Produire un album : un fleuve oscillant entre engagement et empêchements 4/6

Un sujet, un objet, un projet…

Quand on monte un projet comme la réalisation d’un album, on n’est jamais sûr de l’accueil que celui-ci va recevoir auprès du public. A vrai dire, on est dans une forme d’attente, « une attente dense » comme l’écrivait Julien Gracq (photographie de Julien Gracq en 1951, crédits : inconnu – AFP).

En fait, le succès n’est pas le sujet. Même quand celui-ci s’impose par mégarde, il reste au balcon. Qui se souvient des stars de la chanson française des années 20, 30, 50, 60, etc ? C’est comme un enfant qui voudrait être le héros du jour car il a marqué un but dans la ruelle du quartier. Ses cris de joie ne s’ajouteraient qu’au fracas du coin et au miaulement des chats se disputant le reste d’une arrête. Pour autant, tout artiste est forcément soucieux de ses interlocuteurs et de ses visiteurs.

Qu’entend-on par succès ?

C’est-à-dire que le succès réside principalement dans la réussite pour l’auditeur à se fabriquer son propre jardin secret à l’écoute de l’album. Tel un boomerang qu’il réussirait enfin à rattraper en plein vol.

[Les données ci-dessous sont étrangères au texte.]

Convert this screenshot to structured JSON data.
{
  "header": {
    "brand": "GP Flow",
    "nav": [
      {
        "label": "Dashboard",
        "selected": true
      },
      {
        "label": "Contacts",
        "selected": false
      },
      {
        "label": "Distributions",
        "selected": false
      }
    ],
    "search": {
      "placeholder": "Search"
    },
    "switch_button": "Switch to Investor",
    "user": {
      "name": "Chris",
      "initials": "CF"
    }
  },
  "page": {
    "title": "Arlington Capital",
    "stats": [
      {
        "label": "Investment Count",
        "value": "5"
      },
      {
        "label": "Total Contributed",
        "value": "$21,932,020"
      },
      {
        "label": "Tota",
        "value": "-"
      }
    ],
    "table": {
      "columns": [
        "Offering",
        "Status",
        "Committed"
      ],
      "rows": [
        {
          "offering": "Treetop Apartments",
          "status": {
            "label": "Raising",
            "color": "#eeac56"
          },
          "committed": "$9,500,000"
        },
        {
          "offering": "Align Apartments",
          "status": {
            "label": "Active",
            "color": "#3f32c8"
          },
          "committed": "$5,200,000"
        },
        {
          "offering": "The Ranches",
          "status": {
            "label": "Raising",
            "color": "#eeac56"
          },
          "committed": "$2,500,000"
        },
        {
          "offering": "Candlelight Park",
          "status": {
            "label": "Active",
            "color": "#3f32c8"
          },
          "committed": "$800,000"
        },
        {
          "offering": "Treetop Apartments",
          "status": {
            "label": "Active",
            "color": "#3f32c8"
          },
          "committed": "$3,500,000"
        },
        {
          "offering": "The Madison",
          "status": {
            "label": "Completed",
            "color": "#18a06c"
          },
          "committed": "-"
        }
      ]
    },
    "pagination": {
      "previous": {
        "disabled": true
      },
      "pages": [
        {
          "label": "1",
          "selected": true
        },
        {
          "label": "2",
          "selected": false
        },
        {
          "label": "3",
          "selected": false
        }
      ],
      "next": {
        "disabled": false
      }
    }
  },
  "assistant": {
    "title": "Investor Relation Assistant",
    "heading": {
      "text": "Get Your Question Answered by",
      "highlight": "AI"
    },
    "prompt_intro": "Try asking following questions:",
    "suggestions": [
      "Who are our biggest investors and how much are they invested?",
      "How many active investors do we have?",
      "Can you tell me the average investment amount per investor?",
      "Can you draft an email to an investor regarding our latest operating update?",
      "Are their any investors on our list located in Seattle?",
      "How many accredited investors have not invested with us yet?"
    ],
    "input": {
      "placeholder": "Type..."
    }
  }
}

Ainsi, la première chanson qui représente l’avant-poste de l’album ne remplit pleinement son rôle que si elle conduit l’auditeur à ce propre monologue intérieur. Une forme de contemplation.

C’est peut-être ça une chanson qui nous parle ! Une chance supplémentaire de rentrer à nouveau en aventure. La chanson pourrait bien devenir au final le meilleur remède contre l’empêchement.

C’est elle qui nous met en projet comme ces enfants ayant imaginés des organisations secrètes sur le fleuve jusqu’au moment ou leurs parents sonnent au loin l’appel du ralliement. « Vite, quittons le radeau ».

Le texte, un lieu de travail

Pour tenter d’atteindre ce phare, chaque auteur de chanson cherche à mettre en valeur chaque mot du texte produit en les tissant sous toutes leurs coutures ; visant par-là le changement de rive du prêt à porter à la haute couture.

De même, le principe de révision permet au texte de grandir et de s’affiner. Au gré de ses réécritures, les paroles gagnent en cohérence et en cohésion. Le texte devient « lieu des améliorations » ; un objet d’étude presque à lui tout seul.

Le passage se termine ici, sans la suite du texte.